Not having seen the origins of the serial, it is not clear how the parents of the women actually agreed to their daughters marrying the same man, and why the law never comes into play, but now, the five, their mother-in-law, sister-in-law and neighbour (called “football” because she is fat) shriek through episodes all decked up in garish saris and jewellery (a must in Indian serials, it seems), and do all they can to please the husband called Kanhaiya.

In a country where the saas-bahu problem is a major one and continues to dominate television soaps, in Kya Haal Mr Panchaal?, the five women do nothing but please the husband and mother-in-law. (To its credit, the sitcom does not peek into the bedroom). At one point, Kunti tries to create a rift between the daughters-in-law just to remain in control, but the five are slavishly obedient and seem to have no other goal in life but to be super submissive.

This is the picture of the ideal woman that is presented to Indian audiences so that if a woman is seen wanting a career outside the house, she is branded a home-wrecker and vamp. In real life, it means that educated and skilled women are quitting the work force in droves.

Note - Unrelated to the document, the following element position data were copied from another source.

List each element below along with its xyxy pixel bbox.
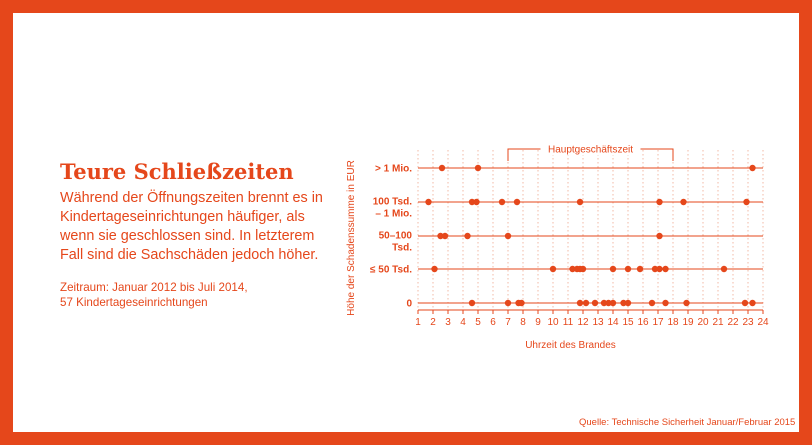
chart-subtitle: Während der Öffnungszeiten brennt es in …: [60, 189, 325, 265]
data-point: [743, 198, 750, 206]
x-tick-label: 10: [547, 317, 559, 328]
data-point: [624, 265, 632, 273]
data-point: [441, 232, 449, 240]
y-axis-label: Höhe der Schadenssumme in EUR: [346, 160, 357, 316]
x-tick-label: 2: [430, 317, 436, 328]
data-point: [431, 265, 438, 273]
data-point: [464, 232, 471, 240]
category-label: – 1 Mio.: [375, 209, 412, 220]
data-point: [591, 299, 599, 307]
x-tick-label: 23: [742, 317, 754, 328]
data-point: [438, 164, 446, 172]
x-tick-label: 20: [697, 317, 709, 328]
x-tick-label: 5: [475, 317, 481, 328]
data-point: [498, 198, 506, 206]
x-tick-label: 7: [505, 317, 511, 328]
category-label: 100 Tsd.: [373, 197, 412, 208]
x-tick-label: 19: [682, 317, 694, 328]
x-tick-label: 8: [520, 317, 526, 328]
data-point: [569, 265, 576, 273]
period-line: Zeitraum: Januar 2012 bis Juli 2014,: [60, 281, 248, 294]
x-tick-label: 17: [652, 317, 664, 328]
x-tick-label: 14: [607, 317, 619, 328]
period-note: Zeitraum: Januar 2012 bis Juli 2014, 57 …: [60, 280, 248, 310]
data-point: [624, 299, 632, 307]
data-point: [579, 265, 587, 273]
data-point: [749, 164, 756, 172]
category-label: 50–100: [379, 231, 413, 242]
data-point: [680, 198, 687, 206]
x-tick-label: 9: [535, 317, 541, 328]
period-line: 57 Kindertageseinrichtungen: [60, 296, 208, 309]
data-point: [504, 232, 512, 240]
data-point: [741, 299, 749, 307]
x-tick-label: 16: [637, 317, 649, 328]
bracket-label-bg: [540, 141, 641, 155]
data-point: [437, 232, 444, 240]
x-tick-label: 12: [577, 317, 589, 328]
data-point: [656, 232, 663, 240]
x-tick-label: 11: [563, 317, 574, 328]
data-point: [518, 299, 525, 307]
data-point: [474, 164, 482, 172]
data-point: [651, 265, 659, 273]
data-point: [656, 198, 663, 206]
bracket-label: Hauptgeschäftszeit: [548, 145, 633, 156]
subtitle-line: wenn sie geschlossen sind. In letzterem: [60, 228, 315, 244]
data-point: [648, 299, 656, 307]
data-point: [609, 299, 617, 307]
x-tick-label: 3: [445, 317, 451, 328]
data-point: [425, 198, 432, 206]
source-note: Quelle: Technische Sicherheit Januar/Feb…: [579, 417, 796, 428]
data-point: [473, 198, 480, 206]
data-point: [513, 198, 521, 206]
page-title: Teure Schließzeiten: [60, 159, 294, 184]
x-axis-label: Uhrzeit des Brandes: [525, 340, 616, 351]
x-tick-label: 15: [622, 317, 634, 328]
data-point: [683, 299, 690, 307]
x-tick-label: 1: [415, 317, 421, 328]
x-tick-label: 24: [757, 317, 769, 328]
data-point: [605, 299, 612, 307]
data-point: [600, 299, 608, 307]
data-point: [468, 198, 476, 206]
data-point: [576, 198, 584, 206]
subtitle-line: Fall sind die Sachschäden jedoch höher.: [60, 247, 319, 263]
data-point: [549, 265, 557, 273]
data-point: [576, 299, 584, 307]
x-tick-label: 21: [712, 317, 724, 328]
subtitle-line: Kindertageseinrichtungen häufiger, als: [60, 209, 305, 225]
category-label: ≤ 50 Tsd.: [370, 265, 412, 276]
data-point: [656, 265, 663, 273]
category-label: 0: [406, 299, 412, 310]
data-point: [662, 299, 669, 307]
data-point: [609, 265, 617, 273]
x-tick-label: 6: [490, 317, 496, 328]
x-tick-label: 4: [460, 317, 466, 328]
x-tick-label: 13: [592, 317, 604, 328]
data-point: [749, 299, 756, 307]
data-point: [620, 299, 627, 307]
x-tick-label: 18: [667, 317, 679, 328]
data-point: [662, 265, 669, 273]
category-label: > 1 Mio.: [375, 164, 412, 175]
category-label: Tsd.: [392, 243, 412, 254]
data-point: [504, 299, 512, 307]
data-point: [468, 299, 476, 307]
data-point: [720, 265, 728, 273]
data-point: [636, 265, 644, 273]
data-point: [582, 299, 590, 307]
x-tick-label: 22: [727, 317, 739, 328]
subtitle-line: Während der Öffnungszeiten brennt es in: [60, 190, 323, 206]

Even today, a lot of advertisements, for instance, show boys getting clothes dirty and women doing the washing. Women, supposedly never go to the market or look at ads, because men tell them which washing powder or toilet cleaner to use. If she does not use a particular hair colour or cream, her husband will lose interest in her. In the TVC of a scar removing cream, a woman craves for her husband’s attention, but he doesn’t even look at her. She uses the skin cream, he still ignores her. She smiles and says, “He hasn’t changed, my skin has improved.” Why does she live with such a man and accept his disregard? Because that’s what the ideal Indian wife is supposed to do, right?

In a particularly annoying juice ad, a mother is hand squeezing sweet limes for her brat, who gives her a superior smirk and places a tetrapack on to the table. Mansplaining was bad enough, but now boysplaining too? Can a homemaker stereotype get any worse? Might as well stamp M for Moron on their foreheads!